La Copa Argentina tiene este tipo de historias. Suele otorgar nuevas chances y posibilidades de revancha para muchos que marchan de capa caída en otros frentes. Algo de eso ocurrió en el duelo ante Riestra, en el que Newell’s pudo sacar pasaje a octavos de final, con un triunfo por 1 a 0, merced a que dieron la cara y mantuvieron el desarrollo en el terreno del triunfo: Lucas Hoyos, bajo los tres palos, y Guillermo May, anotando el gol del éxito. En ellos deben buscarse las razones del pase de ronda.
Ambos fueron aportes determinantes en una producción colectiva de muy bajo vuelo. Es que estuvieron atentos cuando fueron requeridos.
El destino, dentro de este deporte tan maravilloso que es el fútbol, le tendió una mano de complicidad a estos dos jugadores, que no venían siendo pilares indiscutibles en las apuestas rojinegras.
La confianza puesta en Hoyos
Hoyos regresó a la titularidad por una determinación de Larriera durante la mini pretemporada de preparación previa al inicio de la Liga. Según el DT leproso, otorga un perfil más conveniente para el juego que tiene su equipo.
Esta situación derivó en un frente de agite interno en el plantel que terminó en el apartamiento de Ramiro Macagno, quien no fue convocado en ninguno de los dos encuentros en este arranque del segundo semestre competitivo.
Hoyos se enfocó en lo suyo. Estuvo en el arco contra Platense en la Liga Profesional, sin recibir goles. Y en el encuentro ante Riestra en Paraná tuvo intervenciones clave, que mantuvieron a Newell’s en el sendero de una victoria que era más que necesaria.
Durante los dos tiempos, el arquero estuvo concentrado y atento para conjurar las acciones que intentó Riestra, sin lograr vencer su resistencia.
El uno interceptó remates mano a mano, como fueron los disparos de Maxi Rodríguez y José Méndez. Tuvo otras tapadas también acertadas.
En la seguridad de sus manos se explica gran parte de este triunfo apretado.
La entrega de May
En tanto, May salió al ruedo en Paraná por el Colo Ramírez. Ubicado como centrodelantero, en esa posición dejó la vida y el alma en cada ataque de Newell’s.

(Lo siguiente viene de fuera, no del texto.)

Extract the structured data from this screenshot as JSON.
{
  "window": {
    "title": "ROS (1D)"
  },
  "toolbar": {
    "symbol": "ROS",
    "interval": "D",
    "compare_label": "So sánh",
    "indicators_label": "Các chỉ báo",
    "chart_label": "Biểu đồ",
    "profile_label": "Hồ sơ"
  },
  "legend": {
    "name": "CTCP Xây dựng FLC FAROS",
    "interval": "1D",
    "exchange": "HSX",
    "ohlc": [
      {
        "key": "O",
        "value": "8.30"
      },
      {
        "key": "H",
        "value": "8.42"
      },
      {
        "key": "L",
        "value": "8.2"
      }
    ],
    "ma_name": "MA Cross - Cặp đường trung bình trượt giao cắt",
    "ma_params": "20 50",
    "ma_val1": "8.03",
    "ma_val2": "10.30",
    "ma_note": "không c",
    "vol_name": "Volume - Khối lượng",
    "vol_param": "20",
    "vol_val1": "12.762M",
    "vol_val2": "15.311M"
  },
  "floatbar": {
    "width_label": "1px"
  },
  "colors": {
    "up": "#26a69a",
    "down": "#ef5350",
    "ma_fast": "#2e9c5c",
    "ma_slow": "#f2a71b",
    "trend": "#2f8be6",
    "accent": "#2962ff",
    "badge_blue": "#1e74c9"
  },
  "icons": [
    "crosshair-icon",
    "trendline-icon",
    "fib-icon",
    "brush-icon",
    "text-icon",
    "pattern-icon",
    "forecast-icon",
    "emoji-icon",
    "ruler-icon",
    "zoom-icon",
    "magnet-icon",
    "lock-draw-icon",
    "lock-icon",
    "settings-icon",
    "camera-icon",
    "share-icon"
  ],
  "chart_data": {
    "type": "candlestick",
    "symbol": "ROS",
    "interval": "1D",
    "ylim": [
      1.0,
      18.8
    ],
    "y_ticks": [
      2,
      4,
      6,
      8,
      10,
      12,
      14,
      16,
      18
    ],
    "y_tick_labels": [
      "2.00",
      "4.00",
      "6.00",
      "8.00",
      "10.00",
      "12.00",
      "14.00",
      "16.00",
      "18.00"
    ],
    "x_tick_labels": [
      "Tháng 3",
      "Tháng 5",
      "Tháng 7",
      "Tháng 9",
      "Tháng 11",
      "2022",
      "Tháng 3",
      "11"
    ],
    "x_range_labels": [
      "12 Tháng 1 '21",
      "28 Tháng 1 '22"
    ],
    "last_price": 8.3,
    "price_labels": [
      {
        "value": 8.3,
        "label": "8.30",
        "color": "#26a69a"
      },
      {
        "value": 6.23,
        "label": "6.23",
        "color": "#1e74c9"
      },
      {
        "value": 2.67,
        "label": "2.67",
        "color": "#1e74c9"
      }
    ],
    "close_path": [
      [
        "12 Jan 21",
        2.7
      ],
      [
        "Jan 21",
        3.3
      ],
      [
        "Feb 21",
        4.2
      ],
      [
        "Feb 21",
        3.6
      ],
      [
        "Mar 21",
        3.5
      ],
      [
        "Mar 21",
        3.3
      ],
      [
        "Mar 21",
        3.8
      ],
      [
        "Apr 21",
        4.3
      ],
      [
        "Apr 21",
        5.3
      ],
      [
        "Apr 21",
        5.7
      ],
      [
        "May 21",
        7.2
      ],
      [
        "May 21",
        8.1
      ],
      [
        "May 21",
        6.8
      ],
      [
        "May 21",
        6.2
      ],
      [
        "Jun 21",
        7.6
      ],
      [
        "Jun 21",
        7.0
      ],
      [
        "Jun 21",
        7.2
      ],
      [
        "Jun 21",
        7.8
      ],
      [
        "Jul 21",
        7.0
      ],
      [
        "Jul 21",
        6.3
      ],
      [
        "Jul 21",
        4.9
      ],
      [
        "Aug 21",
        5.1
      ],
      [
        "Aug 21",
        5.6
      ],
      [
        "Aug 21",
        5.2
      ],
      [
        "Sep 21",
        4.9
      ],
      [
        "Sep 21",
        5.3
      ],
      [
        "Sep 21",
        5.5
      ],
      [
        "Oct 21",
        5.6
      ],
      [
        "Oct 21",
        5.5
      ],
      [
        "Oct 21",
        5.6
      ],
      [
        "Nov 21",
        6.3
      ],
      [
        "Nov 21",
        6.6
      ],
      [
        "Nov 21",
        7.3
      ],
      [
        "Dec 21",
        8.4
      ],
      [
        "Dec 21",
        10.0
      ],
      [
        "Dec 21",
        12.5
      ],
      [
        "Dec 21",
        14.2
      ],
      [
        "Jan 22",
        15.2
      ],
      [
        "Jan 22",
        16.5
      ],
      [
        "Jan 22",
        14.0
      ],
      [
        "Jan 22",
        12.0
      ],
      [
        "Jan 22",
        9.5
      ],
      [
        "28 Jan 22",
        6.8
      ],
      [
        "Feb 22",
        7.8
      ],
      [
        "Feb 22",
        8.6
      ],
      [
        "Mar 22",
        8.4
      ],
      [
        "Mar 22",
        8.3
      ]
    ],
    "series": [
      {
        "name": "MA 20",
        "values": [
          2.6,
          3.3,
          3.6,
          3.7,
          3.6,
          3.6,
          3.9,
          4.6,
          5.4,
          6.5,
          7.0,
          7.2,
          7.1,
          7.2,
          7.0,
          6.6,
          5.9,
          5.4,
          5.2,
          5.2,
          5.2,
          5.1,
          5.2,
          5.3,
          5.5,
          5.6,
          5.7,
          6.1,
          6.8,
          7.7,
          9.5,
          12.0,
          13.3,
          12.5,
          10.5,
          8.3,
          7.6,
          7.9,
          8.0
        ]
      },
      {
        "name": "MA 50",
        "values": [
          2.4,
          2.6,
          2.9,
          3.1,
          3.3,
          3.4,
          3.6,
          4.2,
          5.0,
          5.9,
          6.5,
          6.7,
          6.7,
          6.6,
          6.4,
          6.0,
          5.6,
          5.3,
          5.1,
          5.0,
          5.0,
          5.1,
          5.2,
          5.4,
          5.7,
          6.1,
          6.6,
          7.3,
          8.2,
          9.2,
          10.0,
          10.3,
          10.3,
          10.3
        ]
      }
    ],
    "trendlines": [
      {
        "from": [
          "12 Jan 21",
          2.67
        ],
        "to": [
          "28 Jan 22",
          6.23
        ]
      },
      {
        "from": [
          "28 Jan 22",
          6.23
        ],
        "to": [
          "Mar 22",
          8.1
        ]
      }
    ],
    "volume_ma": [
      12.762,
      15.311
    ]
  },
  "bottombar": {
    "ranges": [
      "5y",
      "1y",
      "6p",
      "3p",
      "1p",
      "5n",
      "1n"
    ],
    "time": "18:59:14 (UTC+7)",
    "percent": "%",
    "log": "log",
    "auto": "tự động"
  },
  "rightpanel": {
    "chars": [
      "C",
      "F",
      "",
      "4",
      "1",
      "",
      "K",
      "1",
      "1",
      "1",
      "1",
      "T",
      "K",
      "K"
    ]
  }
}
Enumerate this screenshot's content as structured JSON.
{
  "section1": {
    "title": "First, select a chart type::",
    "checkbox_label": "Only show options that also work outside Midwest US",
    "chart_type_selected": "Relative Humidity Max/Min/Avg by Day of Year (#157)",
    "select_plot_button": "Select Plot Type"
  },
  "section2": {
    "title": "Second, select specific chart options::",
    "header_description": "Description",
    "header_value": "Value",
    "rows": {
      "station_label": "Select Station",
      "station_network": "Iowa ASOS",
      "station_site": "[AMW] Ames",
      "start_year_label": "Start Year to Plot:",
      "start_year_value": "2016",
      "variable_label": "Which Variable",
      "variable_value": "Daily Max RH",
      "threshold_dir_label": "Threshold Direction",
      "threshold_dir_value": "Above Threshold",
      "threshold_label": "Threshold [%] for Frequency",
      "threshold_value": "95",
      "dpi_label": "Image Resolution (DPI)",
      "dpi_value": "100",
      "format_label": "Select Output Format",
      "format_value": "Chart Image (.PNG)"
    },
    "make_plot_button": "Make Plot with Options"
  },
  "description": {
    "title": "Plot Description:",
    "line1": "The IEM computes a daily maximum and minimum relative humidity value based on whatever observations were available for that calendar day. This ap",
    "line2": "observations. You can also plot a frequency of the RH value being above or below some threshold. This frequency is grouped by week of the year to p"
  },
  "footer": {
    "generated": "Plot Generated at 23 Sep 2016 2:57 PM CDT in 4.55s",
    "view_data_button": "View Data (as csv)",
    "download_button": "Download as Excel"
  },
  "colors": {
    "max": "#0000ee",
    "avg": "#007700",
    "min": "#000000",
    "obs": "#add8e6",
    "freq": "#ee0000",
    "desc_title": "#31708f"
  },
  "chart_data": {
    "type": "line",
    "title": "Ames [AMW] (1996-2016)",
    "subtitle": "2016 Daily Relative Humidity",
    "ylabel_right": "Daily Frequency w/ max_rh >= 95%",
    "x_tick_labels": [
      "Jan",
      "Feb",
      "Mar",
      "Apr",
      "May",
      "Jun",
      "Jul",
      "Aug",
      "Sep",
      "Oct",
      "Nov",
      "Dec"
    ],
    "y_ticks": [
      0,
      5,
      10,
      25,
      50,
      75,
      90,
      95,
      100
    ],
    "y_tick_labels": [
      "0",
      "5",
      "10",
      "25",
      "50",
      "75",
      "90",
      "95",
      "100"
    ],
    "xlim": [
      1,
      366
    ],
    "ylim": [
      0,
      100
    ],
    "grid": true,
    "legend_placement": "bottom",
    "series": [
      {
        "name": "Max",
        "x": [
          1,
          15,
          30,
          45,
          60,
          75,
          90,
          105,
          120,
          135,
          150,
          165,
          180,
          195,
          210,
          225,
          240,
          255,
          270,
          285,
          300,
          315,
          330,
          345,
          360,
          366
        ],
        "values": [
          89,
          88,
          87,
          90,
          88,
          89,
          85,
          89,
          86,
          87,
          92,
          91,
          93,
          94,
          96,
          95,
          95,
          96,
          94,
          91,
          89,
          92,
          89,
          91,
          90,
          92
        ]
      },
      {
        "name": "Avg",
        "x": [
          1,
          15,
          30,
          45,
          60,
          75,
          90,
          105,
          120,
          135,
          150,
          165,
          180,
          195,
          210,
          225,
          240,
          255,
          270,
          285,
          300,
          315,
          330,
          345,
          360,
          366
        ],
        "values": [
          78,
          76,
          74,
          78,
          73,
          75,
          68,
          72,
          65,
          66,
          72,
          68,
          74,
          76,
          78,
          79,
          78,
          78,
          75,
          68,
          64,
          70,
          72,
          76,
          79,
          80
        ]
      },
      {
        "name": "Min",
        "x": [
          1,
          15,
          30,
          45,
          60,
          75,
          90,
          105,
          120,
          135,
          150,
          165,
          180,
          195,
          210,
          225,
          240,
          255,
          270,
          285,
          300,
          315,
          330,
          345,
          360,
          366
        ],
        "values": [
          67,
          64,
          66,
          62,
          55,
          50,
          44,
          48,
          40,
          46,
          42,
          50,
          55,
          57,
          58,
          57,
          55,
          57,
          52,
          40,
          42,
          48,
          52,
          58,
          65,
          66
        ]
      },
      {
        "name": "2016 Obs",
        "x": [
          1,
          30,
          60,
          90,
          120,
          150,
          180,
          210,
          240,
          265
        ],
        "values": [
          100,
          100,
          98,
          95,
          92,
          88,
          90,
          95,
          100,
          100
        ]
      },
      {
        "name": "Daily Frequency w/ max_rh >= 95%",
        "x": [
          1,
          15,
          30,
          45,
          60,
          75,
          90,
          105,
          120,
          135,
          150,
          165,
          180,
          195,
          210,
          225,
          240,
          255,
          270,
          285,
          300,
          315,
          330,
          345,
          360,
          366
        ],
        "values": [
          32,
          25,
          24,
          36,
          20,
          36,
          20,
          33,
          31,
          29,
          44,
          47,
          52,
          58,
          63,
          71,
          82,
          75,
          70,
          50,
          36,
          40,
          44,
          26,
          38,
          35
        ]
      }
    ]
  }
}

Alrededor suyo se movió Panchito González y esa compañía alternó buenas y malas.
Lo mejor de May se vio en esa irrupción oportunista, a los 23’, cuando sacó oro de un córner desde la derecha de Tirado, que conectó de cabeza Martino y que se le escapó de las manos inexplicablemente al arquero Dobboletta. El punta uruguayo capturó el rebote y la mandó a la red.
Sobre el cierre de la etapa inicial tuvo otra chance pero no estuvo tan certero en la mediavuelta, pateando a donde estaba el golero.
May y Hoyos dieron la cara por un equipo al que le costó bastante encontrar las vías para lastimar a su adversario. Ellos se pusieron el equipo al hombro y son grandes responsables de este pase de instancia en la Copa Argentina.